If this sounds familiar, you are not alone. Millions of people are currently living with debts that seem to drain their bank accounts and wallets dry. However, there is hope. It’s not easy and will require a great deal of focus and discipline, but you can eliminate your debts once and for all. Let’s take a look at a plan of action that consists of only three steps and has been proven to be the best method for eliminating debt.
1. An Accurate Current Status
To start off, you need to have an idea of what debts you have, their remaining balances, minimum payments, and their current interest rates. Create a list that contains this information, along with the company you owe the debt to. Once you have that completed, arrange the list in one of two ways.
One way you can arrange your list is by using the remaining balances. Start with the account that you have the highest amount left to pay and work your way down the list to the lowest remaining balance. Another method for creating your list is by using the same procedures but start your list with the account that has the highest interest rate. Continue with your list until you are sure you have not forgotten any debts.
To help you decide which method for creating your list is best for you, ask yourself two questions: Are the amounts of your remaining balances fairly high, and how many payments do you have left to pay? If you have a substantial amount of money left to repay, go with the interest rate method. By eliminating the debt with the highest interest rate, you will save money in the long run. However, if your remaining balances are low to moderate, go with the remaining balances method. Once you eliminate the largest debt you owe, you will have more funds to apply to the smaller debts.
2. Arrange Your Funds
With list in hand, set aside enough money to cover the minimum payments on each debt. With the funds you have remaining, apply an additional payment amount to the debt that is on the top of your list, in other words, make two payments. If the minimum payment is too steep and you do not have enough funds for making an additional payment, move down your list to debt that you can afford to make an additional payment on.
Yes, you could go ahead and apply your remaining funds to the remaining balance on the debt that you have on the top of your list, however, our goal is to pay off your debts, not pay them down. This will all become clearer a little later on.
3. Set’ em Up and Knock’ em Down
Once you have started this plan, keep going until you have the first debt completely paid off. When it is gone, you can take the money from that payment you no longer have and apply it to the next debt on your list. If you had to skip the top debt, go back and see if you now have enough to be able to make two payments. Continue paying off your debts in this manner until you have completely cleared your list. Before long, you will have accomplished what you initially thought would be impossible, you have eliminated your debts.

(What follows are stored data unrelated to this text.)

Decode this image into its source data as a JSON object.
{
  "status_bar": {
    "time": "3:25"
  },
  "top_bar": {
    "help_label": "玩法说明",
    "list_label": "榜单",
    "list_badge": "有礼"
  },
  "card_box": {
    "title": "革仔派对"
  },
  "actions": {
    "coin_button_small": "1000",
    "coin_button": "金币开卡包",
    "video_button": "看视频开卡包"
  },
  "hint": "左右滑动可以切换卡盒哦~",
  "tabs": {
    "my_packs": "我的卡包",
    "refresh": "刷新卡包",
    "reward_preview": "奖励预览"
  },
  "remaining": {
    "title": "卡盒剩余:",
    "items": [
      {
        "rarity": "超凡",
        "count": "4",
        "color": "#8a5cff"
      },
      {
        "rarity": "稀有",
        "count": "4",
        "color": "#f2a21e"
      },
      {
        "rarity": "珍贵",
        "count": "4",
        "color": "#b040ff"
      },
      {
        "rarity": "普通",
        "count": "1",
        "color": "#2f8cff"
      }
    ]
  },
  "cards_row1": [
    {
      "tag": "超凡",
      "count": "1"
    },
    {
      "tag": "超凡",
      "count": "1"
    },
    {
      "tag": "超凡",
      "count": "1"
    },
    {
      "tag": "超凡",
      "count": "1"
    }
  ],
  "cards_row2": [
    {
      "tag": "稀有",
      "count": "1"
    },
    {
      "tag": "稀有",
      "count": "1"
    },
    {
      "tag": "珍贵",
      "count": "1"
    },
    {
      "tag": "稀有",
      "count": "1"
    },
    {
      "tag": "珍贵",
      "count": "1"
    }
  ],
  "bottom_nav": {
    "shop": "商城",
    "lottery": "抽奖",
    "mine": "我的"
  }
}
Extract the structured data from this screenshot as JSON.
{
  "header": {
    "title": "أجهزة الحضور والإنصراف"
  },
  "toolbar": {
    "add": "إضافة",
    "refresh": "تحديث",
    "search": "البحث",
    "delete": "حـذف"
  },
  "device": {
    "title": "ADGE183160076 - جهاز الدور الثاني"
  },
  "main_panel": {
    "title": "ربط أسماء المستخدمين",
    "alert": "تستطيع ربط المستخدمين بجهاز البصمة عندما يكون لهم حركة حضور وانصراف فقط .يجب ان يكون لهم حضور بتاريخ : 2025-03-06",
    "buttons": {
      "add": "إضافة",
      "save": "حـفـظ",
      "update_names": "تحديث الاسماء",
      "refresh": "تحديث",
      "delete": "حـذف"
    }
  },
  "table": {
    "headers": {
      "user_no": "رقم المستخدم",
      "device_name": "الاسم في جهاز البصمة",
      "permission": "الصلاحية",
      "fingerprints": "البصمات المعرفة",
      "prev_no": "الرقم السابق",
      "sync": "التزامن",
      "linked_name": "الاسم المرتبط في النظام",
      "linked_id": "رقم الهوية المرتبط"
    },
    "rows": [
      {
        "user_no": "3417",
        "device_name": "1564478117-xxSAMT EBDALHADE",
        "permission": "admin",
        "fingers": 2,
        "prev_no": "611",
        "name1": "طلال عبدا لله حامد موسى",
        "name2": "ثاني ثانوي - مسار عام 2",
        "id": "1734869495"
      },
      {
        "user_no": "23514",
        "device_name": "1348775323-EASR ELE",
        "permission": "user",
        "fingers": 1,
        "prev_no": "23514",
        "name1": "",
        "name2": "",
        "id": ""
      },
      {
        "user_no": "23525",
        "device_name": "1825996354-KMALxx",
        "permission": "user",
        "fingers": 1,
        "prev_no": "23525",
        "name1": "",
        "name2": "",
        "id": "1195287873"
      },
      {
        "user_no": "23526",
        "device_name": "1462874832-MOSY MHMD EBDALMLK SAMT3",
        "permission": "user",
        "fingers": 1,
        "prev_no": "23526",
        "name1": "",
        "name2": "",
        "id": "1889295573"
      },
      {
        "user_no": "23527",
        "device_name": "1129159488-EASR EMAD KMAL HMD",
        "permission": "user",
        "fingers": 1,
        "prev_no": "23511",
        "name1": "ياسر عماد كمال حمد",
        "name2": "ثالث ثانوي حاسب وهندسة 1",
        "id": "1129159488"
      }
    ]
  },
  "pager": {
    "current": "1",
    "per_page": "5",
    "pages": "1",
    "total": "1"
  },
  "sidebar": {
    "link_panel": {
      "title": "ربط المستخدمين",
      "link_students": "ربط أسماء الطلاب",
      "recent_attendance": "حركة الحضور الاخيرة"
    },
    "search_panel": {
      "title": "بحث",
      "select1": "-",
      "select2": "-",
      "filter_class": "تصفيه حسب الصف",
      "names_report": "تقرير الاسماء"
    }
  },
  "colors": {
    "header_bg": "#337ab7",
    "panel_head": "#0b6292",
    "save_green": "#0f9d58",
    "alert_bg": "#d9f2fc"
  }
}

Does this plan sound familiar? It is commonly referred to as the “debt snowball”. No, I am not saying this little slice of genius is my creation. I am simply saying that it is the best way to eliminate your debts without causing, even more, financial hardships. Just keep in mind that if you are having a hard time making even the minimum payments, you will have to either find an extra source of income to initiate this plan, or look for financial counseling to help via alternative methods.